Upaya mencegah destructive fishing terus digalakkan oleh Blue Alliance Indonesia bersama warga dan aparat desa melalui patroli laut, sosialisasi, hingga penguatan kelompok konservasi lokal. Tantangan masih ada, mulai dari partisipasi warga yang belum merata hingga penegakan hukum yang belum maksimal. Karena itu sinergi dengan pemerintah daerah, tokoh masyarakat, dan pelaku usaha menjadi penting untuk membangun kesadaran kolektif dan memperkuat perlindungan laut. Dengan adanya keterlibatan multi pihak, diharapkan terbentuk sistem perlindungan laut yang lebih kuat dan konsisten.
Selain patroli, kegiatan ekspedisi ini juga dilengkapi dengan pelatihan dan penyuluhan kepada warga terkait ekowisata, kesehatan laut, serta peluang ekonomi dari pengelolaan sumber daya laut yang bijak. Kegiatan ini juga menjadi sarana pertukaran pengetahuan antara mahasiswa, NGO, dan masyarakat lokal dalam membangun konsep desa pesisir berkelanjutan. Koordinator mahasiswa KKN-PPM UGM wilayah Banggai Kepulauan, Bernadio Axel Herdin Ernesto, menekankan pentingnya pengelolaan berkelanjutan. “Harapannya, potensi yang ada bisa dimanfaatkan secara berkelanjutan tanpa merusak. Ini juga membuka peluang desa-desa di Buko Selatan dikenal lebih luas, dari sisi alam dan budaya,” ungkapnya.

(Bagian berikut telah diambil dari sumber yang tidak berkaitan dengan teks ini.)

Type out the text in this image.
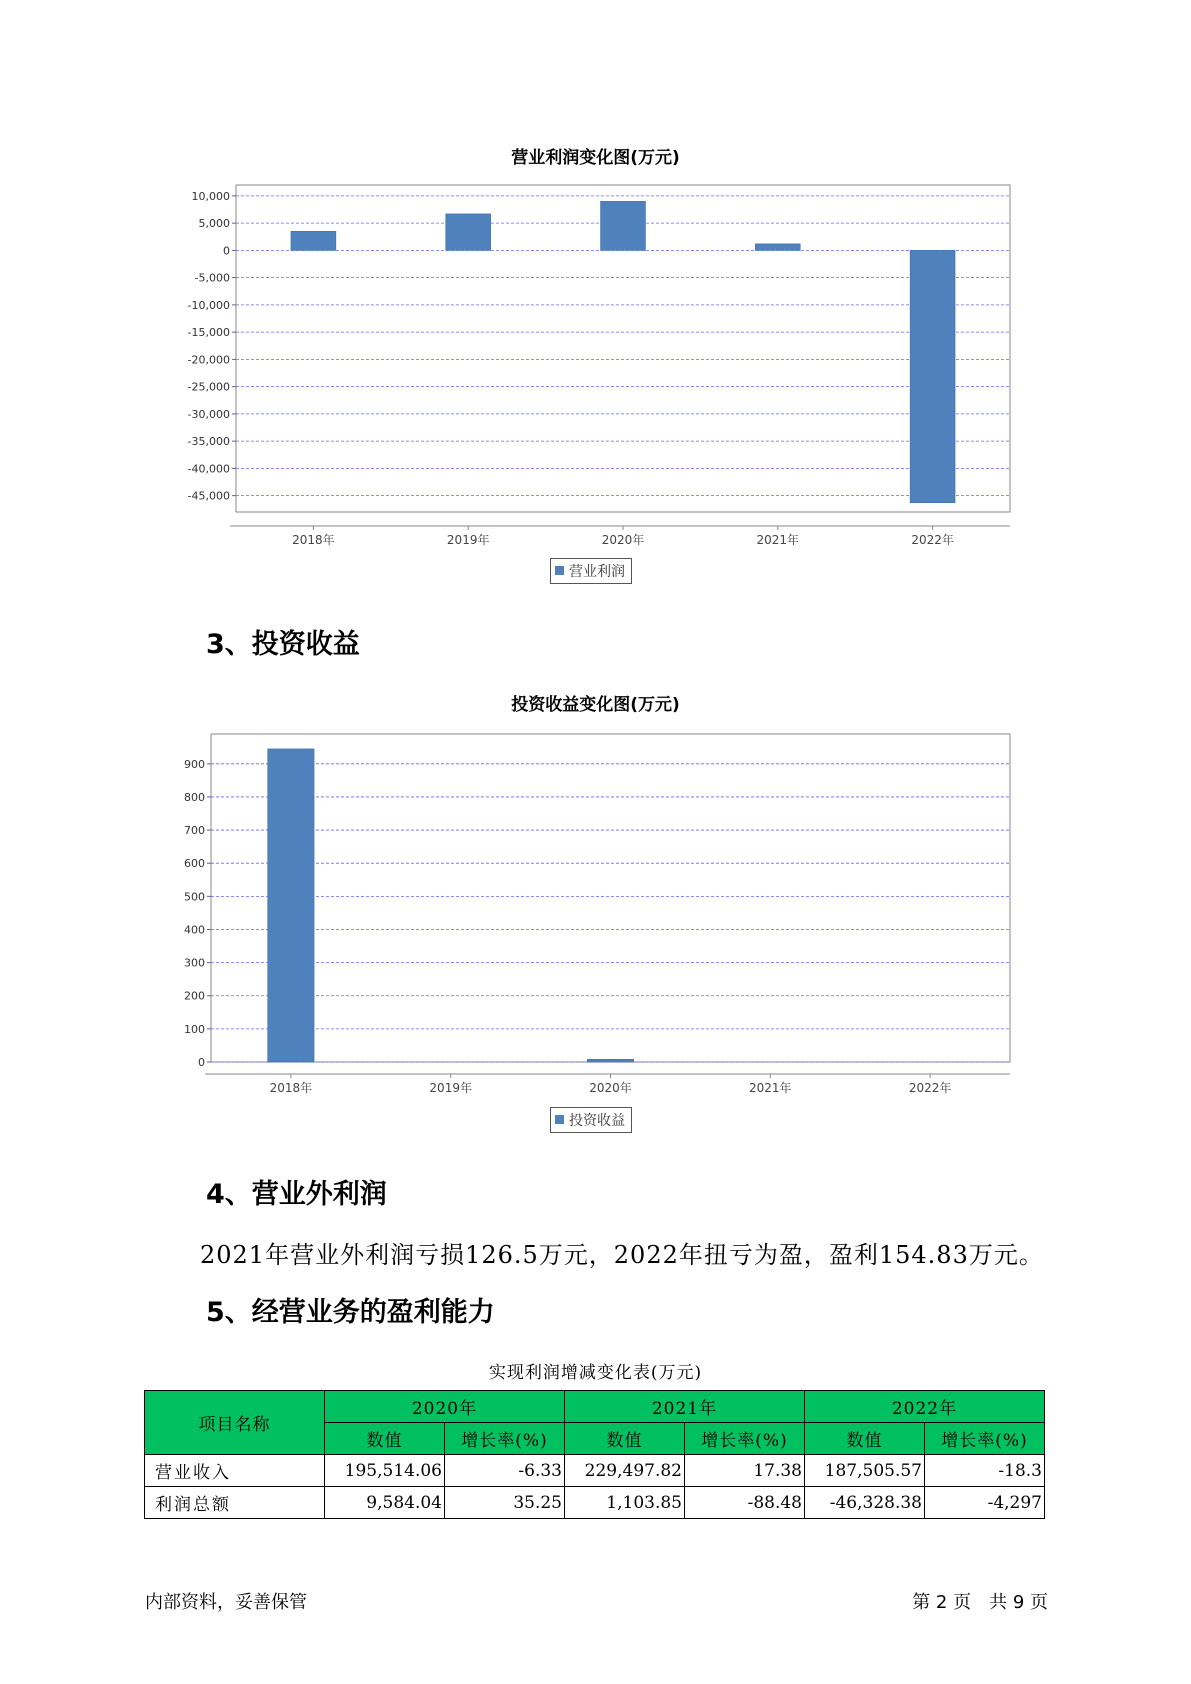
营业利润变化图(万元)
10,000
5,000
0
-5,000
-10,000
-15,000
-20,000
-25,000
-30,000
-35,000
-40,000
-45,000
2018年	2019年	2020年	2021年	2022年
营业利润
3、投资收益
投资收益变化图(万元)
0
100
200
300
400
500
600
700
800
900
2018年	2019年	2020年	2021年	2022年
投资收益
4、营业外利润
2021年营业外利润亏损126.5万元，2022年扭亏为盈，盈利154.83万元。
5、经营业务的盈利能力
实现利润增减变化表(万元)
项目名称	2020年		2021年		2022年	
	数值	增长率(%)	数值	增长率(%)	数值	增长率(%)
营业收入	195,514.06	-6.33	229,497.82	17.38	187,505.57	-18.3
利润总额	9,584.04	35.25	1,103.85	-88.48	-46,328.38	-4,297
内部资料，妥善保管	第 2 页　共 9 页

Kolaborasi antara mahasiswa, Non-Governmental Organization, dan masyarakat dalam ekspedisi ini membuktikan bahwa pelestarian laut dapat berjalan seiring dengan pembangunan. Dengan pendekatan blue economy, kawasan Buko Selatan berpotensi menjadi model desa pesisir yang tidak hanya menjaga ekosistem, tetapi juga meningkatkan kesejahteraan warganya. Kegiatan ini sekaligus menunjukkan peran aktif mahasiswa UGM dalam mendorong solusi berkelanjutan bagi masyarakat pesisir. Jika dikelola dengan konsisten, program ini dapat menjadi referensi bagi daerah lain dalam mengembangkan pariwisata berbasis konservasi.